Recently, it has been reported that according to the expression of CD4 two maturation stages of pDCs in the bone marrow exist: CD4⁻ pDCs may develop into CD4⁺ pDCs and both populations may be released into the circulation (49). To get further insight into the expansion of CD11c^hiCD4⁺ pDCs (that we had previously termed “CD4⁺ DCs”) in the bone marrow during sepsis, we investigated the expression of CD4 and MHC class II on CD11c^hi and CD11c^int pDCs among total CD11c⁺Bst2⁺Ly6C⁺B220⁺ pDCs (for gating, see Figure 7A). The discrimination between CD11c^hi and CD11c^int was performed equivalent to Figure 1B. 16 and 36 h after CLP, the number of total pDCs in the bone marrow did not differ between sham and CLP mice (Figure 7B; Figure S4A in Supplementary Material). Among the small subpopulation of CD11c^hi pDCs, we observed an increased percentage of MHCII⁺ pDCs at the expense of MHCII^- pDCs, both for the CD4⁻ and CD4⁺ subset at the earlier time point (Figure 7C). Moreover, the MHCII⁺CD4⁺ pDC from septic mice, expressed higher levels of MHC class II per cell and a larger part expressed CD86 in comparison with sham mice indicating an activated phenotype (Figures 7D,E). The activation of CD11c^hiCD4⁺ pDCs was still apparent by 36 h after CLP but was not associated with ifn-α expression (Figures S4B–D in Supplementary Material). Among the major population of CD11c^int pDCs, a similar shift toward an increased percentage of MHC class II⁺ pDC was detected in the CD4⁻ but not in the CD4⁺ subpopulation (Figure 7C). Later on, by 36 h after CLP, the previously emerged shift toward MHCII⁺ pDCs was still apparent and additionally had established for CD11c^intCD4⁺ pDC (Figure S4B in Supplementary Material).
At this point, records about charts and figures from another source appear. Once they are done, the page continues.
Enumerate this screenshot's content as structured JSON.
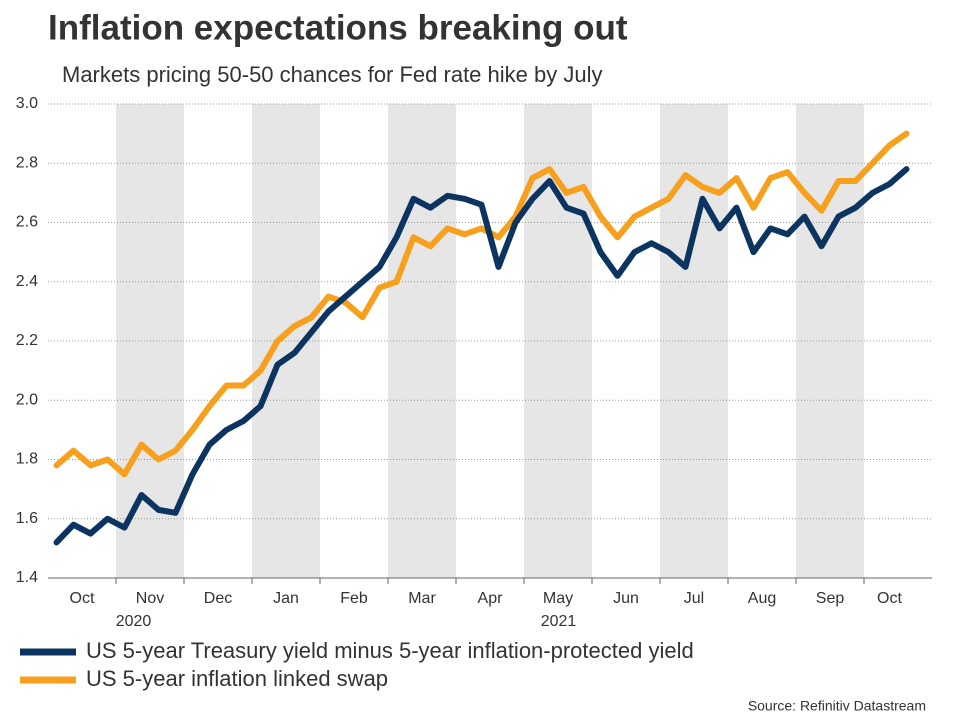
{
  "chart_data": {
    "type": "line",
    "title": "Inflation expectations breaking out",
    "subtitle": "Markets pricing 50-50 chances for Fed rate hike by July",
    "source": "Source: Refinitiv Datastream",
    "categories": [
      null,
      "Oct",
      null,
      null,
      null,
      "Nov",
      null,
      null,
      null,
      "Dec",
      null,
      null,
      null,
      "Jan",
      null,
      null,
      null,
      "Feb",
      null,
      null,
      null,
      "Mar",
      null,
      null,
      null,
      "Apr",
      null,
      null,
      null,
      "May",
      null,
      null,
      null,
      "Jun",
      null,
      null,
      null,
      "Jul",
      null,
      null,
      null,
      "Aug",
      null,
      null,
      null,
      "Sep",
      null,
      null,
      null,
      "Oct",
      null
    ],
    "year_labels": [
      null,
      null,
      null,
      null,
      null,
      "2020",
      null,
      null,
      null,
      null,
      null,
      null,
      null,
      null,
      null,
      null,
      null,
      null,
      null,
      null,
      null,
      null,
      null,
      null,
      null,
      null,
      null,
      null,
      null,
      null,
      "2021",
      null,
      null,
      null,
      null,
      null,
      null,
      null,
      null,
      null,
      null,
      null,
      null,
      null,
      null,
      null,
      null,
      null,
      null,
      null,
      null
    ],
    "series": [
      {
        "name": "US 5-year Treasury yield minus 5-year inflation-protected yield",
        "color": "#0c3460",
        "values": [
          1.52,
          1.58,
          1.55,
          1.6,
          1.57,
          1.68,
          1.63,
          1.62,
          1.75,
          1.85,
          1.9,
          1.93,
          1.98,
          2.12,
          2.16,
          2.23,
          2.3,
          2.35,
          2.4,
          2.45,
          2.55,
          2.68,
          2.65,
          2.69,
          2.68,
          2.66,
          2.45,
          2.6,
          2.68,
          2.74,
          2.65,
          2.63,
          2.5,
          2.42,
          2.5,
          2.53,
          2.5,
          2.45,
          2.68,
          2.58,
          2.65,
          2.5,
          2.58,
          2.56,
          2.62,
          2.52,
          2.62,
          2.65,
          2.7,
          2.73,
          2.78
        ]
      },
      {
        "name": "US 5-year inflation linked swap",
        "color": "#f7a01d",
        "values": [
          1.78,
          1.83,
          1.78,
          1.8,
          1.75,
          1.85,
          1.8,
          1.83,
          1.9,
          1.98,
          2.05,
          2.05,
          2.1,
          2.2,
          2.25,
          2.28,
          2.35,
          2.33,
          2.28,
          2.38,
          2.4,
          2.55,
          2.52,
          2.58,
          2.56,
          2.58,
          2.55,
          2.62,
          2.75,
          2.78,
          2.7,
          2.72,
          2.62,
          2.55,
          2.62,
          2.65,
          2.68,
          2.76,
          2.72,
          2.7,
          2.75,
          2.65,
          2.75,
          2.77,
          2.7,
          2.64,
          2.74,
          2.74,
          2.8,
          2.86,
          2.9
        ]
      }
    ],
    "ylim": [
      1.4,
      3.0
    ],
    "yticks": [
      {
        "value": 1.4,
        "label": "1.4"
      },
      {
        "value": 1.6,
        "label": "1.6"
      },
      {
        "value": 1.8,
        "label": "1.8"
      },
      {
        "value": 2.0,
        "label": "2.0"
      },
      {
        "value": 2.2,
        "label": "2.2"
      },
      {
        "value": 2.4,
        "label": "2.4"
      },
      {
        "value": 2.6,
        "label": "2.6"
      },
      {
        "value": 2.8,
        "label": "2.8"
      },
      {
        "value": 3.0,
        "label": "3.0"
      }
    ],
    "grid": true
  }
}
Substantial amounts of CCL2 were present in the bone marrow by 16 h after CLP (Figure 7F). Considering that blocking of CCR2 prevented the expansion of the CD4⁺ DC population in the bone marrow after CLP in vivo and that pDCs are known to express CCR2 (50), we asked whether there exist a direct effect of the CCR2 antagonist on pDCs in the bone marrow. To address this question, BMCs were isolated 16 h after CLP and were cultured in the absence or presence of the CCR2 antagonist RS102895 before analysis of CD86 expression. The inhibition of CCR2 led to a decreased expression of CD86 on CD11c^hiCD4⁺ pDCs (Figure 7G).

The number of pDCs that circulated in the blood of septic mice was strongly reduced irrespective of the subset (Figure 7H and Figure S4E in Supplementary Material for 16 and 36 h after surgery, respectively). Similar to pDCs in the bone marrow, circulating pDCs, especially the CD4⁺ subset, expressed higher levels of MHC class II after CLP (Figure 7I and Figure S4F in Supplementary Material for 16 and 36 h after surgery, respectively). Thus, the previously identified CD4⁺ DCs that expand in the bone marrow during sepsis are activated pDCs.

We have previously shown that 4 days after induction of sepsis, splenic DCs still maintain their bias toward increased IL-10 synthesis. At that time point, a large proportion of splenic DCs has been replaced by de novo generated DCs (37). Considering that pDCs in the bone marrow modulate the differentiation of DCs in vitro as shown above, we asked whether pDC influence the function of DCs in vivo. To address this issue, pDCs were depleted before CLP or sham surgery and splenic DCs were analyzed 4 days later. The population of the CD4⁺ pDCs was almost completely removed from bone marrow after application of the specific antibodies in sham and CLP mice (Figures 8A,B). Splenic DCs from CLP mice expressed clearly increased levels of il-10 mRNA ex vivo and released more IL-10 after stimulation with CpG than DCs from sham mice when they had received the isotype control antibodies (Figures 8C,D). In contrast, prior depletion of pDCs reduced ex vivo il-10 transcripts and CpG-induced IL-10 production in splenic DCs from septic mice but not in DCs from sham mice (Figures 8C,D). Thus, pDC favor the generation of IL-10-producing splenic DCs during sepsis.